Our karaoke career had already seen us perform at an (unofficial) gay bar in Penang, with both Asian and Western classics, a Korean party at Ham Yard Hotel in Covent Garden, a random night at the infamous Gerry’s Bar in Soho, and in Manchester’s Chinatown. However terrible the racket we make, and there have been some literal howlers, it’s always proven a great way to make new friends and take the pulse of a city.
And karaoke is also the ultimate leveller. No matter how good or bad you are, nobody cares. It’s all part of the fun. In Manchester’s dark and sweaty basement Vina, for instance, we performed a truly dire version of Spandau Ballet’s Gold and a slightly less horrific one of West End Girls amidst a motley crowd of blow-ins: students, office workers, rockers and pin-up girls, K-pop boys, and even a couple on their very first date. Some were awesome, some were terrible, but we all had an absolutely brilliant time with strangers who fast became mates.
And we are getting better, slowly. Or at least we think we are. Our career highlight came this year at the really very marvellous Monster Ronson’s Ichiban Karaoke in Berlin’s hip Friedrichshain, where – where after watching a new friend Elissa perform a kickass tribute to Tina Turner, who’d died the previous week, and a cross-dresser sing a heart-rending take on Hey Jude – we were delighted to get our first chance to sing with a live band.
This time we picked the Fleetwood Mac banger Go Your Own Way - another dangerous choice, given that Tracey barely knew it. But fuelled by peppermint schnapps and Negronis and swagger, we gave it all we had in the way only heartbroken, divorcing, tipsy fifty-somethings can give a song all about a romantic breakup.
And the packed crowd lapped it up. As I thrust my mike-stand around and Tracey prowled the stage like a voracious cougar, a line of young dungaree-clad lesbians stretched their hands up at us like adoring groupies, eyes all puppy-like.
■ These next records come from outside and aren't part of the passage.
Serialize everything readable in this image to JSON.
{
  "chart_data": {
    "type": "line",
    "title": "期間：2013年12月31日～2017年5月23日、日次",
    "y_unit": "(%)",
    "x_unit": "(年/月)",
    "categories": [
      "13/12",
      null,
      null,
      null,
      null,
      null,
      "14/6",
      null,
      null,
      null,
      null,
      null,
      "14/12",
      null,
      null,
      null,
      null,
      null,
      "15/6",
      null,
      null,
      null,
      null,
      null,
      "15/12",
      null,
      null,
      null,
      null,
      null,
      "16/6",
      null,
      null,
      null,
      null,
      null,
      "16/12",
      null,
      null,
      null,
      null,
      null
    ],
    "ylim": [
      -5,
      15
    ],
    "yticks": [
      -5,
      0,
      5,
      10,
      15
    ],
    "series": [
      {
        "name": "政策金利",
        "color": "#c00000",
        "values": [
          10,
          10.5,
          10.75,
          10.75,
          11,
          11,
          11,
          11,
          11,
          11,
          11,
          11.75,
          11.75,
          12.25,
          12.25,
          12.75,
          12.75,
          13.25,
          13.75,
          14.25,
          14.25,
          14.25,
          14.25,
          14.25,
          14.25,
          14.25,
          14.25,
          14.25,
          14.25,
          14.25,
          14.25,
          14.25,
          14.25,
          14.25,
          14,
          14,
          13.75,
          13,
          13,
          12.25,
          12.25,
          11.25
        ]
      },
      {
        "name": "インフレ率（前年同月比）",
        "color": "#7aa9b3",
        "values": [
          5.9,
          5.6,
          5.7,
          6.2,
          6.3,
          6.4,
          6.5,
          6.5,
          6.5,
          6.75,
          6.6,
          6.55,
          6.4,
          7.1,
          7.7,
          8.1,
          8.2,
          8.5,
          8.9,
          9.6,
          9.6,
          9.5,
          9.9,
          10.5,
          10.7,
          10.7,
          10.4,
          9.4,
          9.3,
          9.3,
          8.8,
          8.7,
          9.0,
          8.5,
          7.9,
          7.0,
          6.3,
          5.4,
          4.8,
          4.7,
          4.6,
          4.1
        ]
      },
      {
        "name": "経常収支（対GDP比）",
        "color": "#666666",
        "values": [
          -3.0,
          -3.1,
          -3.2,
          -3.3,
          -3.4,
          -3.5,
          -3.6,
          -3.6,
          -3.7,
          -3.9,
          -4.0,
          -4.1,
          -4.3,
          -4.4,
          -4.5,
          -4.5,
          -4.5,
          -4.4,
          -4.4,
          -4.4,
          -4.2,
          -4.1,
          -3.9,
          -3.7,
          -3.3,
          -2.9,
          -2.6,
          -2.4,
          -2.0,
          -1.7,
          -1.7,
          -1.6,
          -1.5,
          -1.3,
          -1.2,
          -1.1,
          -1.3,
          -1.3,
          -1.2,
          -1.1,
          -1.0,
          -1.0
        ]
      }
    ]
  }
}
And after we’d taken our bows and were fighting our way out through the crowd, we were high-fived and brought rounds of drinks by all and sundry.
For a brief time, I was Stevie Nicks – and in the words of the great songwriter George Gershwin, ‘You Can’t Take That Away From Me’. Not least because, with no video evidence of this particular show, we’ll never know just how bad we really were.